听到欧阳宾的话,宋啸嘲讽道:“你就这么肯定,能攻下巴陵城?朝廷绝对不会让巴陵城有失,后面增援的兵马会陆续赶到。但我有些好奇,寿王如今声势壮大,麾下精兵猛将云集,已攻克彭水、燮门和粤州,势如破竹,还需要我来雪中送炭?”
“那是当然!”欧阳宾侃侃而谈道:“寿王一路上所向披靡,长江以南现只剩了楚州和江南之地还未拿下,楚州现已经平定了些,其余的仅仅时间问题罢了。但我王至今还缺少水军!”
听到这话,宋啸的眼神闪烁,若有所思,然后点了点头,示意欧阳宾继续。
欧阳宾道:
“宋将军,随着我王大军饮马长江,水军就越来越重要,这时候再组建的话,费时太长,如果现在有一支精锐的水军投效,殿下必定极其重视。”

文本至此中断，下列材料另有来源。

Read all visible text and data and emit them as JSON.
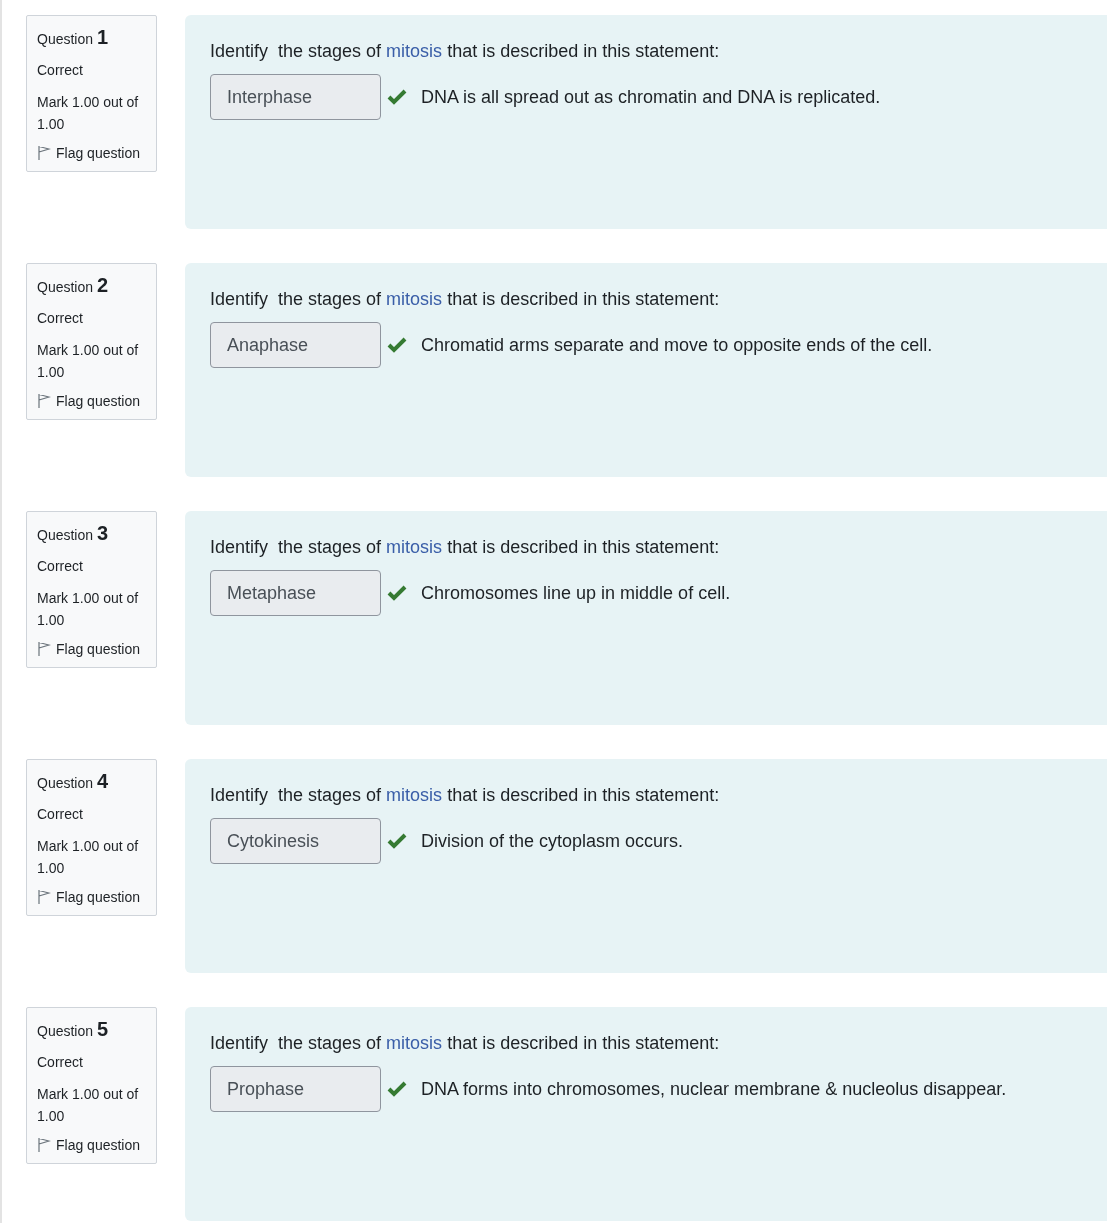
{
  "questions": [
    {
      "label": "Question",
      "number": "1",
      "status": "Correct",
      "mark": "Mark 1.00 out of 1.00",
      "flag": "Flag question",
      "flagged": false,
      "prompt_before": "Identify  the stages of ",
      "prompt_link": "mitosis",
      "prompt_after": " that is described in this statement:",
      "answer": "Interphase",
      "correct": true,
      "statement": "DNA is all spread out as chromatin and DNA is replicated."
    },
    {
      "label": "Question",
      "number": "2",
      "status": "Correct",
      "mark": "Mark 1.00 out of 1.00",
      "flag": "Flag question",
      "flagged": false,
      "prompt_before": "Identify  the stages of ",
      "prompt_link": "mitosis",
      "prompt_after": " that is described in this statement:",
      "answer": "Anaphase",
      "correct": true,
      "statement": "Chromatid arms separate and move to opposite ends of the cell."
    },
    {
      "label": "Question",
      "number": "3",
      "status": "Correct",
      "mark": "Mark 1.00 out of 1.00",
      "flag": "Flag question",
      "flagged": false,
      "prompt_before": "Identify  the stages of ",
      "prompt_link": "mitosis",
      "prompt_after": " that is described in this statement:",
      "answer": "Metaphase",
      "correct": true,
      "statement": "Chromosomes line up in middle of cell."
    },
    {
      "label": "Question",
      "number": "4",
      "status": "Correct",
      "mark": "Mark 1.00 out of 1.00",
      "flag": "Flag question",
      "flagged": false,
      "prompt_before": "Identify  the stages of ",
      "prompt_link": "mitosis",
      "prompt_after": " that is described in this statement:",
      "answer": "Cytokinesis",
      "correct": true,
      "statement": "Division of the cytoplasm occurs."
    },
    {
      "label": "Question",
      "number": "5",
      "status": "Correct",
      "mark": "Mark 1.00 out of 1.00",
      "flag": "Flag question",
      "flagged": false,
      "prompt_before": "Identify  the stages of ",
      "prompt_link": "mitosis",
      "prompt_after": " that is described in this statement:",
      "answer": "Prophase",
      "correct": true,
      "statement": "DNA forms into chromosomes, nuclear membrane & nucleolus disappear."
    }
  ]
}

“像宋将军,这个节骨眼上效忠了寿王殿下,殿下必命你任大将,好为殿下扩充水军,那时候,你统领的就远不止三千人,而是成千上万,甚至更多!整条长江之上,所需的水军众多,更急需一位擅长水战的大将统率。”
“有朝一日,肃清了天下,寿王论功行赏,以宋将军的功劳,侯爵应该没有问题。大雍开国以来,还没有封侯过水军大将,您就是第一个。”

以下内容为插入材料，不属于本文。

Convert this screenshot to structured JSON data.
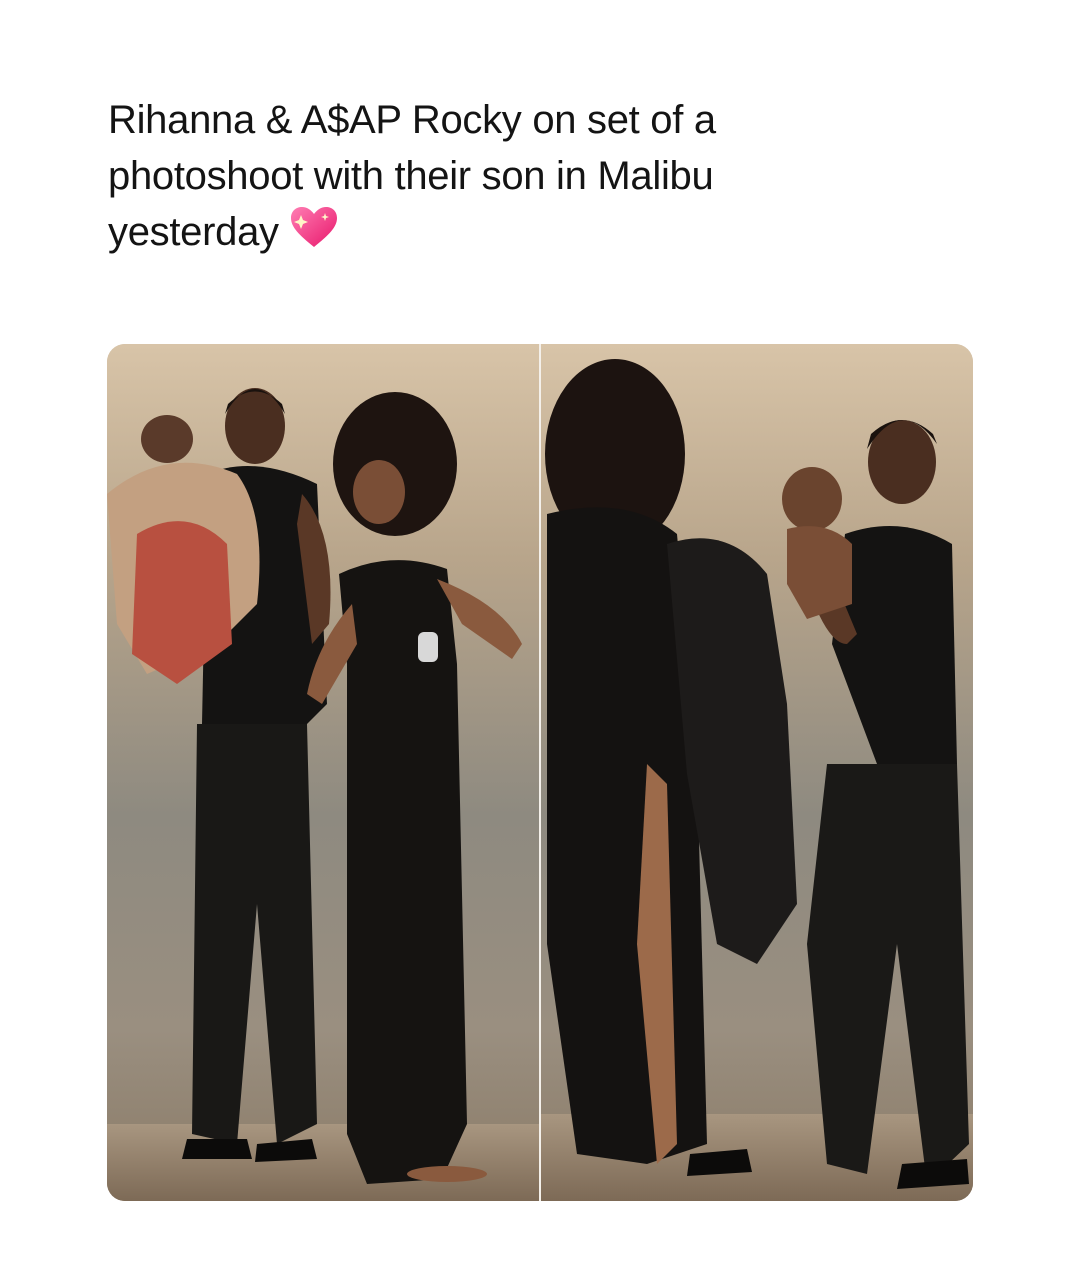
{
  "post": {
    "caption_lines": [
      "Rihanna & A$AP Rocky on set of a",
      "photoshoot with their son in Malibu",
      "yesterday"
    ],
    "emoji": "sparkling-heart-icon"
  },
  "colors": {
    "background": "#ffffff",
    "text": "#141414",
    "heart": "#ff3f8e"
  }
}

“再者,看大雍朝廷的形式,似乎李建拥有皇位,名正言顺,实则是篡位而来,早就隐隐欲坠,败相已露。你若是继续朝廷为官,如今是水军校尉,就算再过七年八年,等你年老之时,也难做到水军统领的位置,更不要说封侯,名留青史了。如今投靠寿王,就是从龙之臣。机不可失时不再来,大雍开国君侯的故事,宋将军想必也很清楚的吧。”
“天予不取反受其咎,你若是不争取,将来的境地如何,有没有想过?”
“…”
欧阳宾巧舌如簧,画出一张极大的大饼。说起来,也不能说全是画饼,李辰占领巴陵城后,肯定更是要大力训练水军,为后续准备的。如果有现成的水军投靠,自然省了很大的功夫,当然要重用的。
宋啸沉吟不语,明显心动了。
欧阳宾将他的模样看在眼里,又道:“宋将军,兵败投降,和识时务为俊杰的主动投顺,那是两码事。素问宋将军事双亲至孝,曾经立下衣锦还乡,使令尊令堂老换宽慰的誓言,这岂不是天随人愿之举?”

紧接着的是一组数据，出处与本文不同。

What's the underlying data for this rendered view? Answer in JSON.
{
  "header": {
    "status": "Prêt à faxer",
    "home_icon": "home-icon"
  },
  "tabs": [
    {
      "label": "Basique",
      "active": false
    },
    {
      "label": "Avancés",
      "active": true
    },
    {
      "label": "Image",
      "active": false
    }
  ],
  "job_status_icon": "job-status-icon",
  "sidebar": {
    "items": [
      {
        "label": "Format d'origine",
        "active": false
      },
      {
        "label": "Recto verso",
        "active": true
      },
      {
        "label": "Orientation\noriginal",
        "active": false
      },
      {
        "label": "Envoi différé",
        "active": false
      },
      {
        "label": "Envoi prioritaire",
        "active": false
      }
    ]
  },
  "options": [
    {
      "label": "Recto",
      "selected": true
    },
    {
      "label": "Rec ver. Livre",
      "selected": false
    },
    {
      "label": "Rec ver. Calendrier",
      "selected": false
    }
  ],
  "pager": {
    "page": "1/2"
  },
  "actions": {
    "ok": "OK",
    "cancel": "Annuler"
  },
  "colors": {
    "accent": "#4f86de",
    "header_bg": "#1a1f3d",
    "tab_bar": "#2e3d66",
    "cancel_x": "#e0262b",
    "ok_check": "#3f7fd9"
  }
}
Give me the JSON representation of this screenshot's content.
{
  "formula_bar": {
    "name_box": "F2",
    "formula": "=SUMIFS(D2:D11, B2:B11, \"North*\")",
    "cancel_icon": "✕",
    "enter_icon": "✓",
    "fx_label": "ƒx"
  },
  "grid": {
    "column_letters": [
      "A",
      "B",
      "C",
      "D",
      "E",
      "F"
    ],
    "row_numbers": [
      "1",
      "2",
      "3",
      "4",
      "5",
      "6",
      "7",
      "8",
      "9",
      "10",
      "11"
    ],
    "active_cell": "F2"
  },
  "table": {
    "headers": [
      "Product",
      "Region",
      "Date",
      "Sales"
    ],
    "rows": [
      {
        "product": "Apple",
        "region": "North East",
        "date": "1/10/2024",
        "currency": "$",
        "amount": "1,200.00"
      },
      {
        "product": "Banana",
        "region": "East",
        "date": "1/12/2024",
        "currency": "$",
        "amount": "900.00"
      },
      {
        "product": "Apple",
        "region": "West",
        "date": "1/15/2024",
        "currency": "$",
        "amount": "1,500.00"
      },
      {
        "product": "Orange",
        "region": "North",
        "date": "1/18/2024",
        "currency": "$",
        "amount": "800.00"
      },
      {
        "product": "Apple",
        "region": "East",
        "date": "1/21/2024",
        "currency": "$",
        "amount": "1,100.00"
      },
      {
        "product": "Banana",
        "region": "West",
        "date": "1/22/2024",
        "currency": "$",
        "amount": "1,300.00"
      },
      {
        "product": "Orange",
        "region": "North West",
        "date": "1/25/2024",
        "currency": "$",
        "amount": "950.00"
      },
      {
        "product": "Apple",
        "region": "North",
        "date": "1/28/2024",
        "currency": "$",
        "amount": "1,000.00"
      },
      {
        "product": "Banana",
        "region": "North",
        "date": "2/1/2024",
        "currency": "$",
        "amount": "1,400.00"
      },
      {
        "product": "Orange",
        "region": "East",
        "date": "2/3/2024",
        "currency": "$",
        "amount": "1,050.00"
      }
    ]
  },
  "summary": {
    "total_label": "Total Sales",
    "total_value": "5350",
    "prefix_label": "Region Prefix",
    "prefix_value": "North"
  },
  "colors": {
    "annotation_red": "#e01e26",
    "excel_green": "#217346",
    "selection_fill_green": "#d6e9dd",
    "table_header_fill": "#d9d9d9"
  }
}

之前的话,说的宋啸是有些心动,而现在,宋啸听到这些,就已经拿定主意。
人活在世上,求得无非是功名利禄,他宋啸如果真的封侯,也算做到了光宗耀祖。
此时。欧阳宾眼看火候差不多,忽然拱了拱手:“宋将军,言至于此,该说的都说了,若是不允,小可就先告辞。”
“哎,都到了晌午,二位用过午饭再走不迟嘛。洞庭湖有的是鲜鱼肥蟹的。”宋啸急忙挽留,生怕难得大好机会没了。
欧阳宾却笑道:“宋将军,我们必须回去复命了,若宋将军想明白了,你我自有再会的时候,那时我定好好的款待将军。”
“好吧!”宋啸见对方心意已决,只好点了点头,亲自地相送,将欧阳宾和花骏达送到了岸边。
不料,欧阳宾二人正上了船要离去,却碰见长史白佐过来。
宋啸看到白佐,也是一惊,但他不动声色地道:“见过白长史,长史亲自过来,是否有要事吩咐?”
白佐望着看着欧阳宾、花骏达走远的背影,问道:“这两人是什么人?”
宋啸道:“是末将的好友,多年没见面,今天路过洞庭湖,正好相见,只是现在大战在即,我就没挽留他们,催促他们尽早离开,免得被兵事缠上了。”
“这样啊。”白佐点了点头,又道:“敌人气势正盛,冯老将军又不再人世了,巴陵城危急啊,能不能守得住,就看宋将军你的了。”
“末将岂敢,白长史言重了。”宋啸忙道。
白佐道:“我今天过来,就是想和宋将军商量下应敌的对策,如今我军的最大优势,就在于水军,因为敌军缺少船只,他们水上难以行动,接下来的引诱扰乱敌人,就要宋将军来一力完成了。”
宋啸立即皱起了眉头,叹气道:“可,可末将也才三千的水军啊!”
别人龟缩不动,就自己这点人去祸祸?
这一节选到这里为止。